The ferry brought three passengers on its 8 a.m. trip. Although few in number, they were enthusiastic about the crossing, calling it "really nice and smooth."
Elliot said there had been little time since Saturday night to notify the public that the service would be up and running on Monday. However, word did get out, with the curious coming up for a tour of the vessel, which the four sarong-clad cruise attendants were happy to provide.
The boat is spacious. The interior on both decks looks like a first-class cabin aboard a 747 jet, but roomier by about 500 percent. Round-trip tickets are $65 for the upper Admiral deck and $50 for the Ensign deck beneath. Admiral passengers get a free snack - anything from a pate or rum cake to a zucchini muffin - and a beverage; those traveling Ensign class can enjoy the same amenities for a charge.
Happily relaxed in a plush seat on the Admiral deck was Tortola resident Raymond Blyden. "I've been hearing about this for several months now," he said. "I came over on Saturday, because I didn't know when it would be going." Blyden said he was going to St. Croix for the Labor Day races at the Randall "Doc" James Racetrack. "We've got a couple horses from Tortola in there, so I've got to be there," he said, adding,. "I look forward to the day they come to Tortola."
That's not in the cards for now. Elliot and Joe Thayer, Mermaid general manager, have their hands full with setting up ticketing facilities on St. Thomas and St. Croix. Thayer said the government has been accommodating in letting the service use the Gallows Bay location on St. Croix where construction work is proceeding on the parking lot. "They said they would work around us, and try to let us stay there," he said.

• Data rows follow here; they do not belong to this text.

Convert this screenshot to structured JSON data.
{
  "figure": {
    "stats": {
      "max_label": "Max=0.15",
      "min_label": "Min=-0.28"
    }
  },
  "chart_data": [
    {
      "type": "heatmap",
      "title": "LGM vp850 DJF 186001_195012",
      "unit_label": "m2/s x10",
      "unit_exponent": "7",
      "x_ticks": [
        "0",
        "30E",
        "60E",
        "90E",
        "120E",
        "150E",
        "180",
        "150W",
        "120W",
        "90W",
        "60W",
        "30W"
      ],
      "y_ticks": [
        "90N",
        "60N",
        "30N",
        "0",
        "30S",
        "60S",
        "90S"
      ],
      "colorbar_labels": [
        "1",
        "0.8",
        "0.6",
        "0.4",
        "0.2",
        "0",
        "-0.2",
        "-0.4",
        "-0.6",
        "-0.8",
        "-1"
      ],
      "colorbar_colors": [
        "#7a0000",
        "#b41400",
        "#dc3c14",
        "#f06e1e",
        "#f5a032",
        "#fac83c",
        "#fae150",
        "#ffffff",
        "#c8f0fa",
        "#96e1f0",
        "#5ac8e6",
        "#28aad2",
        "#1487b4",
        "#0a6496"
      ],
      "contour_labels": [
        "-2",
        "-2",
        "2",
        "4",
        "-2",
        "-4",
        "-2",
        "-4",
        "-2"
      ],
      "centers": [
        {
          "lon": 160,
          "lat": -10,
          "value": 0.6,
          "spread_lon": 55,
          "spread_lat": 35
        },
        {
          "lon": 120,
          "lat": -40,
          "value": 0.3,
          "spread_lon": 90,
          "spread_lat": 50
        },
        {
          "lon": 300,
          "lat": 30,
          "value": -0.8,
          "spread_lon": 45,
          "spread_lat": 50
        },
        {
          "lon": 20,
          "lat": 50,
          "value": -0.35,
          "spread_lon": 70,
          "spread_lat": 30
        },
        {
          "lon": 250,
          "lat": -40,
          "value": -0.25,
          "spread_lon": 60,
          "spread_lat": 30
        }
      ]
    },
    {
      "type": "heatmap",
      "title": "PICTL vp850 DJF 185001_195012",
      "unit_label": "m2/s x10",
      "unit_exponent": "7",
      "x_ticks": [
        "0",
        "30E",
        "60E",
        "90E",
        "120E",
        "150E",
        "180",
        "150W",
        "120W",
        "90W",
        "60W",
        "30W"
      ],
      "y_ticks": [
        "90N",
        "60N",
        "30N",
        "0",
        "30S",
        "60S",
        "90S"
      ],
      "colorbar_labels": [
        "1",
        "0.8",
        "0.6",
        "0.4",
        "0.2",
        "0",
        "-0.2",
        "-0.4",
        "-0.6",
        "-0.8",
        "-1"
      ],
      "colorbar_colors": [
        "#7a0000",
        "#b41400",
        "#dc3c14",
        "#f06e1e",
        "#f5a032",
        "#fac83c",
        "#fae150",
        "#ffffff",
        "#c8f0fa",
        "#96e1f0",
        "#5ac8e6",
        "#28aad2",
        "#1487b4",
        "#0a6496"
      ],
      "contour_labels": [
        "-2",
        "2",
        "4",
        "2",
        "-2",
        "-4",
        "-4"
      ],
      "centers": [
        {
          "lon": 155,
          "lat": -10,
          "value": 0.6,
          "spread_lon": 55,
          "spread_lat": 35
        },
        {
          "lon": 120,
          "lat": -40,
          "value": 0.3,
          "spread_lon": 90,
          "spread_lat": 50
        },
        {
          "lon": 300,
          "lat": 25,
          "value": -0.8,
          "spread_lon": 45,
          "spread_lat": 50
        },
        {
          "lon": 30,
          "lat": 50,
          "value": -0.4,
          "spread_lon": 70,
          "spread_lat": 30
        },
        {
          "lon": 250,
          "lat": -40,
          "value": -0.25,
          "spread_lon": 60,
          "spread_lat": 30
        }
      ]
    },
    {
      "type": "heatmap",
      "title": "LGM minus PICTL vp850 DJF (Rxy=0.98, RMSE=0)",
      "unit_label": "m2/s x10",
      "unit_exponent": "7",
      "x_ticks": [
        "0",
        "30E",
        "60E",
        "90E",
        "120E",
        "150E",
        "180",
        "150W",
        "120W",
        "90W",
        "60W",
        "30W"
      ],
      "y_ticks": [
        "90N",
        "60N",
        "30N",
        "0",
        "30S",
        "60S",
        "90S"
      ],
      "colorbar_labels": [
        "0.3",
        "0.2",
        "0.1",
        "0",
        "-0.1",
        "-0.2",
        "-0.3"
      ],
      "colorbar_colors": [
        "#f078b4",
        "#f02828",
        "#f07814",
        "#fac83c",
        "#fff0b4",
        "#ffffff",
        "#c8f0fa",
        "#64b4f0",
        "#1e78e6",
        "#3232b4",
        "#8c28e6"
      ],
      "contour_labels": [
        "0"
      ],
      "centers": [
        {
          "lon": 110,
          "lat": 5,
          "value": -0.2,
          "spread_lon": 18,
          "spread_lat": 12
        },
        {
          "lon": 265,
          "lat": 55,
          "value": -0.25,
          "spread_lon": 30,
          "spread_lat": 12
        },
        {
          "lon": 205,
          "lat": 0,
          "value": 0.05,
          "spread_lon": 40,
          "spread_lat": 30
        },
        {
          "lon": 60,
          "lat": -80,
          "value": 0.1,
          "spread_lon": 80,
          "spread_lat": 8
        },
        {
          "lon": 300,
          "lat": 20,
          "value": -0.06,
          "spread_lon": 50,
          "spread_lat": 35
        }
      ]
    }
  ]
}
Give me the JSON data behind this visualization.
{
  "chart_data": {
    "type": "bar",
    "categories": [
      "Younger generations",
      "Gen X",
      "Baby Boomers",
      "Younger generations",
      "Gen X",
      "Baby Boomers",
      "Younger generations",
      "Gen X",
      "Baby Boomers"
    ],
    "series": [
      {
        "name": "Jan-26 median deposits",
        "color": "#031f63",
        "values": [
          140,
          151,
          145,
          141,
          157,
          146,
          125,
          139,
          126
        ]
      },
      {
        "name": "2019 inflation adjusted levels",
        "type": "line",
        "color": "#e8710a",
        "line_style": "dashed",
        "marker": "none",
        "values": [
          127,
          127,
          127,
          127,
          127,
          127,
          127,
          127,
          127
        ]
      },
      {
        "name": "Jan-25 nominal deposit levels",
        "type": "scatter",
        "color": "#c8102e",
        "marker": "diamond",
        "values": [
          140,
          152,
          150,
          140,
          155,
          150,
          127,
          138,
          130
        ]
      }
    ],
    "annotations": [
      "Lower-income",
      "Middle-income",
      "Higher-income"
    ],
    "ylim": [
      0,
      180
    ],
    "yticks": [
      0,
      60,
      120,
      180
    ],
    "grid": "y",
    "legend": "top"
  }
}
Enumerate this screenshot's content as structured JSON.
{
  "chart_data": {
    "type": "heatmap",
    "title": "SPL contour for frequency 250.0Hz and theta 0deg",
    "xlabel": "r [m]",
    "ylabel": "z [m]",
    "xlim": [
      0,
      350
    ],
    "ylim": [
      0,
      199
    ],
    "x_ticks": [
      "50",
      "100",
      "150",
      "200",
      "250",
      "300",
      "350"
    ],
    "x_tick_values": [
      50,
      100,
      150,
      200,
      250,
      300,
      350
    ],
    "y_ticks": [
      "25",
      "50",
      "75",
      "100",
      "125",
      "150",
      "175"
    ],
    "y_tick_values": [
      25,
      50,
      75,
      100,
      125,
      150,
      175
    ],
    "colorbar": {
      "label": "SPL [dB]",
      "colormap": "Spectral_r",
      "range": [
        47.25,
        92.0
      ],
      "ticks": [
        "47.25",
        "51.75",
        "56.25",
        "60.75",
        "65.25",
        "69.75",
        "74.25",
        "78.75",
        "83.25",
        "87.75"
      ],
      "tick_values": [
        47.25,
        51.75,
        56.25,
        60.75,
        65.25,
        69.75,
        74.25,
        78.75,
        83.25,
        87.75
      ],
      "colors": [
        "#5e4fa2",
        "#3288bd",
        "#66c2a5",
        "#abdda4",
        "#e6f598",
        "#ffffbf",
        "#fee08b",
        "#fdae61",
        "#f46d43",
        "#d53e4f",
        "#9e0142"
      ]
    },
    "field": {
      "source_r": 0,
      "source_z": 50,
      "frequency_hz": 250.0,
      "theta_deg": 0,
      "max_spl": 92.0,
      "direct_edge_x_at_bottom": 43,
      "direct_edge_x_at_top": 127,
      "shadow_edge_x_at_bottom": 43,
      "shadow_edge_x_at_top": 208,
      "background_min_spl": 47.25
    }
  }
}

If all goes according to plan, travelers will have their choice of two fast ferry services between St. Croix and St. Thomas come November. That's when the Boston Harbor Cruises ferry Salacia, operating as the V.I. Fast Ferry, is scheduled to resume seasonal service. The 600-passenger Salacia operated for its first season last November through May. Boston Harbor Cruises has not committed the Salacia to year-'round service. Last season, fares on the Salacia were $75 round trip and $42 one way for non-residents and $65 round trip and $37 one way for residents.
Thayer indicated that he thinks the Mermaid as the newcomer will be strong competition for the known entity. "I think people like the idea that we offer year-'round service, and our fares are lower," he said, smiling.
Thayer said Monday's trip took about an hour and 40 minutes, 10 minutes more than projected — but that depends on the seas.
Numerous ferry and hydrofoil operations between St. Thomas and St. Croix have come and gone over the last three decades, ultimately abandoning the inter-island run in large part because of rough seas that discouraged customers.
Both the Calypso I, a Norwegian Fjellstrand fast-ferry catamaran, and the Salacia have sophisticated computer-run stabilizing mechanisms which give passengers a smoother ride. "We've spent a tremendous amount of time traveling around the world looking at designs," Elliot said of the Norwegian-built Calypso I. "It's been designed to handle heavy ocean seas, as in the North Sea."
Quelling some questions as to whether the Salacia would return, Kevin Matthews, Boston Harbor Cruises director of operations, said on Monday that the vessel will be back in the territory "around Thanksgiving." He said it will "stay through the middle of May, the same as last year."
As far as the Mermaid, Matthews said, "Competition will come and go and come again." He added, "We will be doing the same thing we have been doing for 77 years — giving first-class service."